Arpege was created in 1927 under Jeanne Lanvin for her daughter’s 30th birthday, or so the story goes. Her daughter was a musician; thus the name. Andre Fraysse, then 27, was commissioned to create the fragrance, and was assisted by Paul Vacher. Fraysse went on to do Rumeur, My Sin, and Scandal, also classics. His son, Richard, is an in-house perfumer at Caron, under whose supervision the classics there have not been treated so kindly. Like most perfumes of a certain age, Arpege’s formula has periodically been nipped and tucked, most recently by another Fraysse, Hubert. The fragrance is, as always, strong on aldehydes, one thing which is said to date it (though Chanel No. 5 has more aldehydes, and continues to sell very well, thank you) and it dries down into leather and tobacco accords, also said to be dated, go figure. The fact is, perfumes don’t really go out of style; people are just desperate to seem current, and will follow whatever trend is sold to them in order not to seem “old-fashioned”, a marketing term which conditions them to continue consuming. Ultimately the only relevant barometer should be whatever you think smells good. A flower smells nice. Is that outdated? Think of Arpege as a bundle of flowers left out in the sun, on a leather car seat.

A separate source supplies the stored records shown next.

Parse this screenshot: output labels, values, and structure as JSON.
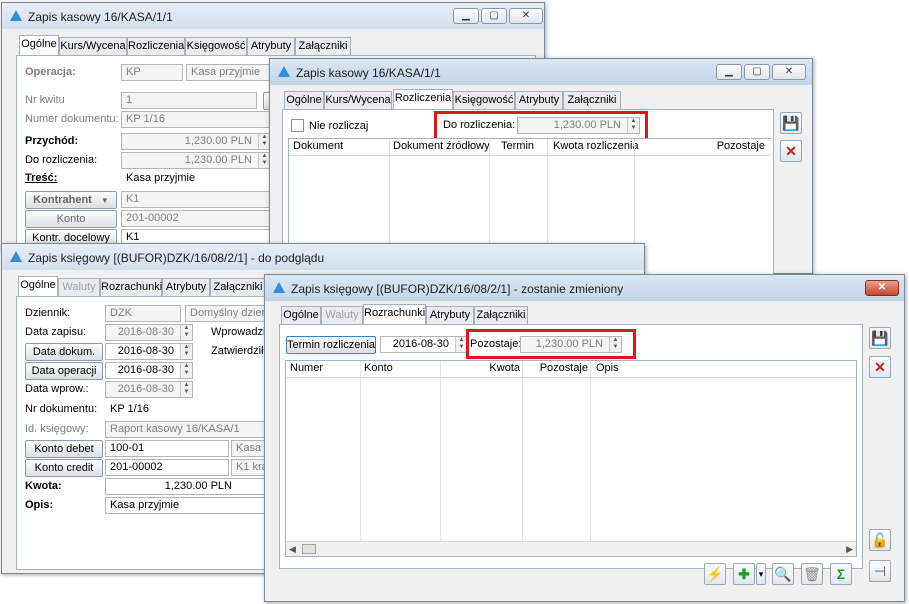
{
  "win1": {
    "title": "Zapis kasowy 16/KASA/1/1",
    "tabs": [
      "Ogólne",
      "Kurs/Wycena",
      "Rozliczenia",
      "Księgowość",
      "Atrybuty",
      "Załączniki"
    ],
    "operacja_label": "Operacja:",
    "operacja_value": "KP",
    "operacja_desc": "Kasa przyjmie",
    "nr_kwitu_label": "Nr kwitu",
    "nr_kwitu_value": "1",
    "nr_dokumentu_label": "Numer dokumentu:",
    "nr_dokumentu_value": "KP 1/16",
    "przychod_label": "Przychód:",
    "przychod_value": "1,230.00 PLN",
    "do_rozliczenia_label": "Do rozliczenia:",
    "do_rozliczenia_value": "1,230.00 PLN",
    "tresc_label": "Treść:",
    "tresc_value": "Kasa przyjmie",
    "kontrahent_button": "Kontrahent",
    "kontrahent_value": "K1",
    "konto_button": "Konto",
    "konto_value": "201-00002",
    "kontr_docelowy_button": "Kontr. docelowy",
    "kontr_docelowy_value": "K1"
  },
  "win2": {
    "title": "Zapis kasowy 16/KASA/1/1",
    "tabs": [
      "Ogólne",
      "Kurs/Wycena",
      "Rozliczenia",
      "Księgowość",
      "Atrybuty",
      "Załączniki"
    ],
    "nie_rozliczaj_label": "Nie rozliczaj",
    "do_rozliczenia_label": "Do rozliczenia:",
    "do_rozliczenia_value": "1,230.00 PLN",
    "columns": [
      "Dokument",
      "Dokument źródłowy",
      "Termin",
      "Kwota rozliczenia",
      "Pozostaje"
    ]
  },
  "win3": {
    "title": "Zapis księgowy [(BUFOR)DZK/16/08/2/1] - do podglądu",
    "tabs": [
      "Ogólne",
      "Waluty",
      "Rozrachunki",
      "Atrybuty",
      "Załączniki"
    ],
    "dziennik_label": "Dziennik:",
    "dziennik_value": "DZK",
    "dziennik_desc": "Domyślny dzienni",
    "data_zapisu_label": "Data zapisu:",
    "data_zapisu_value": "2016-08-30",
    "wprowadzil_label": "Wprowadził:",
    "data_dokum_button": "Data dokum.",
    "data_dokum_value": "2016-08-30",
    "zatwierdzil_label": "Zatwierdził:",
    "data_operacji_button": "Data operacji",
    "data_operacji_value": "2016-08-30",
    "data_wprow_label": "Data wprow.:",
    "data_wprow_value": "2016-08-30",
    "nr_dokumentu_label": "Nr dokumentu:",
    "nr_dokumentu_value": "KP 1/16",
    "id_ksiegowy_label": "Id. księgowy:",
    "id_ksiegowy_value": "Raport kasowy 16/KASA/1",
    "konto_debet_button": "Konto debet",
    "konto_debet_value": "100-01",
    "konto_debet_desc": "Kasa s",
    "konto_credit_button": "Konto credit",
    "konto_credit_value": "201-00002",
    "konto_credit_desc": "K1 kra",
    "kwota_label": "Kwota:",
    "kwota_value": "1,230.00 PLN",
    "opis_label": "Opis:",
    "opis_value": "Kasa przyjmie"
  },
  "win4": {
    "title": "Zapis księgowy [(BUFOR)DZK/16/08/2/1] - zostanie zmieniony",
    "tabs": [
      "Ogólne",
      "Waluty",
      "Rozrachunki",
      "Atrybuty",
      "Załączniki"
    ],
    "termin_button": "Termin rozliczenia",
    "termin_value": "2016-08-30",
    "pozostaje_label": "Pozostaje:",
    "pozostaje_value": "1,230.00 PLN",
    "columns": [
      "Numer",
      "Konto",
      "Kwota",
      "Pozostaje",
      "Opis"
    ]
  },
  "colors": {
    "highlight": "#e0141b",
    "accent": "#2f8fd8"
  }
}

A magical property unique to perfume is its ability to change mercurially according to various environmental factors. Most of us smell rose in compositions which are said to contain it, just as when we say table we all generally know what we’re referring to. If you start describing the table in detail, you enter a more associative realm, and open the issue up to personal interpretation. It was a low wood table with inlaid tile and wrought iron legs. Was it a coffee table? Oh I suppose. But it was taller than that. Taller than what? A coffee table. How tall is a coffee table? I should say a coffee table comes up to your knees when you sit down. Doesn’t that depend on how tall you are? Well, yes , it does, but—oh shut up.
Smell is the same way. Maybe you’ve never liked Lolita Lempicka, then you smell it on someone you’ve just met, only you don’t know it, you only know this person smells fantastic. You don’t believe him when he tells you what he has on. Chanel No. 5 might be awfully formal, slightly powdery, on the woman in a suit dress. Someone in jeans might make it seem cozy and sulfurous. A man might make it seem like some alien life form in the shape of a guy you thought you knew. Arpege is no exception to this phenomenon. No perfume is. While it’s true that various aromachemicals and approaches fall out of use, this matters very little to people who have always worn what they choose, rather than whatever is sold to them. Scent is both specific and malleable: the smell of your house at someone else’s place might remind you of home, but the similarity forces you to see things differently. The smell of apple pie might bring tears to your eyes, while someone else will heave. The same smell is a world apart from person to person.
As a famous sitcom actress was once said to have spit at singer-songwriter Rufus Wainright after he gushed that she’d always reminded him of his mee-maw: “I ain’t your f—king grandmother, kid.” And then there's Arpege: modern and feisty, it’s been around for a while. Nuff said? Fraysse’s intention was to create a truly eternal floral, and as much as one can, he has. The opening of bergamot, neroli, and peach is vivid, thanks to the aldehydes. The floral heart is traditionally composed: Jasmine, Rose, Lily of the Valley, Ylang-Ylang. These extend into the dry down, a smooth medley of vanilla, vetiver, tuberose, and vetiver. Arpege is considered to be the first feminine to use such a large quantity of sandalwood. The aldehydes too persist well into the dry down, itself a thing of wonder. The fragrance lasts several hours with impressive intensity, then softens, lingering with woody phosphorescence. The insignia on the bottle depicts Lanvin and daughter Marie-Blanche. Both of them have passed. Arpege is still around. A perfume like this doesn't date. It's too timeless.